IEEE Access (Jan 2020)
Improved Kiwifruit Detection Using Pre-Trained VGG16 With RGB and NIR Information Fusion
Abstract
This study presents a novel method to apply the RGB-D (Red Green Blue-Depth) sensors and fuse aligned RGB and NIR images with deep convolutional neural networks (CNN) for fruit detection. It aims to build a more accurate, faster, and more reliable fruit detection system, which is a vital element for fruit yield estimation and automated harvesting. Recent work in deep neural networks has led to the development of a state-of-the-art object detector termed Faster Region-based CNN (Faster R-CNN). A common Faster R-CNN network VGG16 was adopted through transfer learning, for the task of kiwifruit detection using imagery obtained from two modalities: RGB (red, green, blue) and Near-Infrared (NIR) images. Kinect v2 was used to take a bottom view of the kiwifruit canopy's NIR and RGB images. The NIR (1 channel) and RGB images (3 channels) were aligned and arranged side by side into a 6-channel image. The input layer of the VGG16 was modified to receive the 6-channel image. Two different fusion methods were used to extract features: Image-Fusion (fusion of the RGB and NIR images on input layer) and Feature-Fusion (fusion of feature maps of two VGG16 networks where the RGB and NIR images were input respectively).

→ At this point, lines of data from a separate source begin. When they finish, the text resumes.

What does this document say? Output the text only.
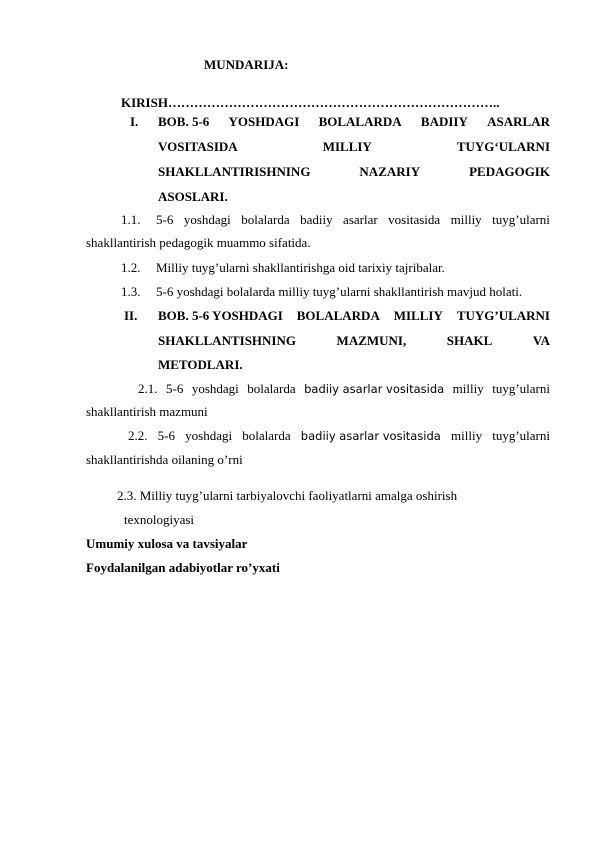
MUNDARIJA:
KIRISH…………………………………………………………………..
I. BOB. 5-6 YOSHDAGI BOLALARDA BADIIY ASARLAR
VOSITASIDA	MILLIY	TUYG‘ULARNI
SHAKLLANTIRISHNING	NAZARIY	PEDAGOGIK
ASOSLARI.
1.1. 5-6 yoshdagi bolalarda badiiy asarlar vositasida milliy tuyg’ularni
shakllantirish pedagogik muammo sifatida.
1.2. Milliy tuyg’ularni shakllantirishga oid tarixiy tajribalar.
1.3. 5-6 yoshdagi bolalarda milliy tuyg’ularni shakllantirish mavjud holati.
II. BOB. 5-6 YOSHDAGI BOLALARDA MILLIY TUYG’ULARNI
SHAKLLANTISHNING	MAZMUNI,	SHAKL	VA
METODLARI.
2.1. 5-6 yoshdagi bolalarda badiiy asarlar vositasida milliy tuyg’ularni
shakllantirish mazmuni
2.2. 5-6 yoshdagi bolalarda badiiy asarlar vositasida milliy tuyg’ularni
shakllantirishda oilaning o’rni
2.3. Milliy tuyg’ularni tarbiyalovchi faoliyatlarni amalga oshirish
texnologiyasi
Umumiy xulosa va tavsiyalar
Foydalanilgan adabiyotlar ro’yxati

The improved networks were trained end-to-end using back-propagation and stochastic gradient descent techniques and compared to original VGG16 networks with RGB and NIR image input only. Results showed that the average precision (APs) of the original VGG16 with RGB and NIR image input only were 88.4% and 89.2% respectively, the 6-channel VGG16 using the Feature-Fusion method reached 90.5%, while that using the Image-Fusion method reached the highest AP of 90.7% and the fastest detection speed of 0.134 s/image. The results indicated that the proposed kiwifruit detection approach shows a potential for better fruit detection.